I've been utilizing the holiday season downtime to focus on targeted exercise. Yesterday, I actually walked two miles, still a little sloppily. While my hip and knee are actually strengthing, and I'm recovering some coordination, my balance is still clearly deficient. According to Dr. Doidge, this, too, can be addressed through neuroplasticity (see previous post). I will likely have to wait for a promising new device, the PoNS from Helius Medical, to become FDA approved before I'm able to effect any significant improvements in that area (clinical trial info here).

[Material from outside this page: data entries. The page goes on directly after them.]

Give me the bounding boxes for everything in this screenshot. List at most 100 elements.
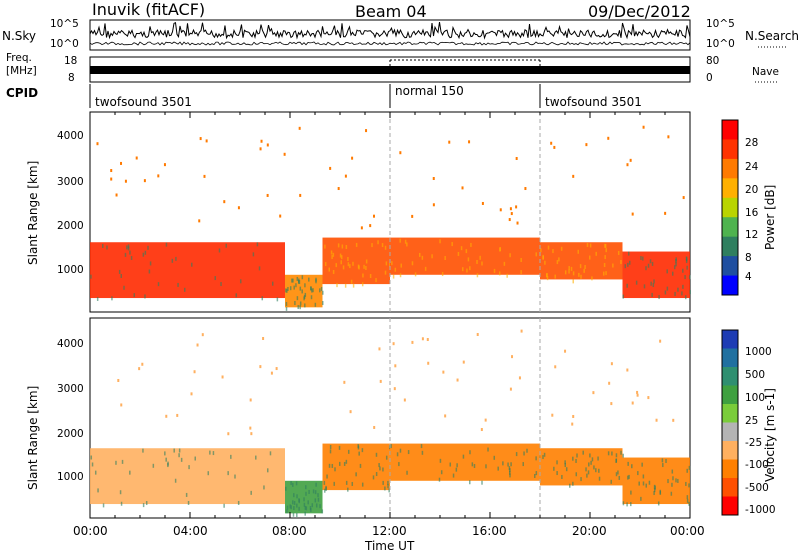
velocity-speckle	[589, 453, 591, 458]
velocity-speckle	[587, 470, 590, 475]
velocity-speckle	[375, 472, 378, 477]
velocity-speckle	[497, 466, 499, 471]
power-speckle	[157, 282, 160, 287]
velocity-speckle	[223, 503, 225, 508]
velocity-speckle	[293, 500, 296, 505]
velocity-scatter	[554, 365, 557, 369]
power-cb-tick-28: 28	[745, 137, 759, 149]
velocity-scatter	[511, 355, 514, 359]
power-speckle	[106, 245, 108, 250]
power-speckle	[579, 264, 582, 269]
velocity-speckle	[659, 490, 662, 495]
velocity-speckle	[296, 494, 298, 499]
velocity-scatter	[444, 414, 447, 418]
velocity-speckle	[174, 478, 177, 483]
velocity-speckle	[263, 485, 265, 490]
velocity-scatter	[138, 367, 141, 371]
velocity-speckle	[317, 493, 319, 498]
power-speckle	[358, 265, 360, 270]
power-speckle	[96, 296, 99, 301]
power-speckle	[520, 270, 522, 275]
power-speckle	[681, 291, 683, 296]
power-speckle	[558, 257, 560, 262]
power-speckle	[111, 296, 113, 301]
velocity-ytick-3000: 3000	[57, 383, 84, 395]
velocity-speckle	[534, 473, 536, 478]
power-speckle	[291, 278, 293, 283]
power-speckle	[677, 287, 679, 292]
power-scatter	[448, 140, 451, 144]
velocity-speckle	[522, 462, 524, 467]
power-speckle	[498, 271, 501, 276]
power-speckle	[688, 275, 691, 280]
velocity-speckle	[630, 490, 632, 495]
velocity-speckle	[622, 501, 625, 506]
power-speckle	[689, 290, 691, 295]
power-scatter	[664, 211, 667, 215]
velocity-speckle	[622, 453, 624, 458]
velocity-speckle	[580, 477, 582, 482]
velocity-speckle	[686, 468, 688, 473]
velocity-speckle	[308, 489, 310, 494]
power-speckle	[653, 279, 655, 284]
power-speckle	[118, 269, 121, 274]
velocity-speckle	[180, 457, 183, 462]
velocity-speckle	[187, 500, 190, 505]
velocity-speckle	[572, 481, 574, 486]
power-scatter	[143, 179, 146, 183]
power-scatter	[120, 161, 123, 165]
power-ytick-3000: 3000	[57, 176, 84, 188]
velocity-scatter	[193, 370, 196, 374]
velocity-scatter	[518, 376, 521, 380]
velocity-colorbar-swatch	[722, 367, 738, 386]
power-speckle	[389, 262, 391, 267]
velocity-scatter	[190, 392, 193, 396]
cpid-segment-2: normal 150	[395, 84, 464, 98]
power-speckle	[299, 301, 302, 306]
velocity-speckle	[611, 451, 613, 456]
power-speckle	[352, 283, 355, 288]
power-speckle	[399, 273, 402, 278]
velocity-scatter	[672, 418, 675, 422]
velocity-speckle	[523, 451, 525, 456]
velocity-scatter	[392, 342, 395, 346]
power-speckle	[476, 259, 478, 264]
velocity-speckle	[293, 493, 295, 498]
velocity-speckle	[631, 464, 633, 469]
velocity-speckle	[329, 444, 332, 449]
power-speckle	[142, 252, 145, 257]
velocity-cb-tick-500: 500	[745, 369, 766, 381]
velocity-speckle	[230, 454, 232, 459]
velocity-scatter	[655, 418, 658, 422]
power-scatter	[499, 208, 502, 212]
velocity-speckle	[471, 462, 474, 467]
power-ytick-1000: 1000	[57, 264, 84, 276]
power-speckle	[344, 283, 347, 288]
velocity-scatter	[426, 338, 429, 342]
velocity-scatter	[221, 375, 224, 379]
velocity-scatter	[462, 360, 465, 364]
power-speckle	[556, 260, 559, 265]
freq-band-1	[90, 66, 390, 74]
power-speckle	[620, 260, 622, 265]
power-scatter	[468, 140, 471, 144]
power-speckle	[604, 243, 607, 248]
velocity-speckle	[347, 487, 349, 492]
nsky-label: N.Sky	[2, 29, 37, 43]
velocity-speckle	[642, 481, 645, 486]
power-speckle	[546, 276, 549, 281]
velocity-speckle	[358, 451, 360, 456]
power-speckle	[564, 270, 567, 275]
power-speckle	[578, 272, 580, 277]
power-speckle	[225, 243, 227, 248]
velocity-speckle	[390, 444, 392, 449]
power-speckle	[127, 244, 130, 249]
power-speckle	[546, 273, 548, 278]
velocity-speckle	[399, 448, 402, 453]
power-speckle	[308, 277, 310, 282]
power-speckle	[235, 293, 238, 298]
velocity-speckle	[688, 501, 690, 506]
power-colorbar-swatch	[722, 197, 738, 218]
power-speckle	[589, 243, 592, 248]
power-speckle	[673, 265, 676, 270]
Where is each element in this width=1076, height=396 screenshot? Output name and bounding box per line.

I'm doing everything I can.

If my next big push on tegretol doesn't solve my pain issues more permanently, I will consider something called Transcranial Direct Current Stimulation (tDCS). Not to be confused with Transcranial Magnetic Stimulation (TMS), the former has been shown to have a significant effect on permanently reducing CNS neuropathic pain (NP). There was even a study using tDCS for NP, specifically in MS patients. While the process is clearly safe, and home-use units not terribly expensive to purchase, a single course of professional treatment is expensive (five digits!).

"Results: Compared to sham, active tDCS yielded significant analgesic effects according to VAS and BPI global scales.There were no effects of any block on mood, fatigue, or attention."

Important Timeframes

  • My Stem Cell Transplant Date: June 5th, 2016
  • Treatment duration: 4 weeks
  • Typical onset of disability reversal: +9 months
  • Typical complete recovery from procedure: +1 to +2 years
  • Typical maximum reversal of disability: +2 years


I am not a doctor. I am a scientist (engineer) who has had MS since March 2013.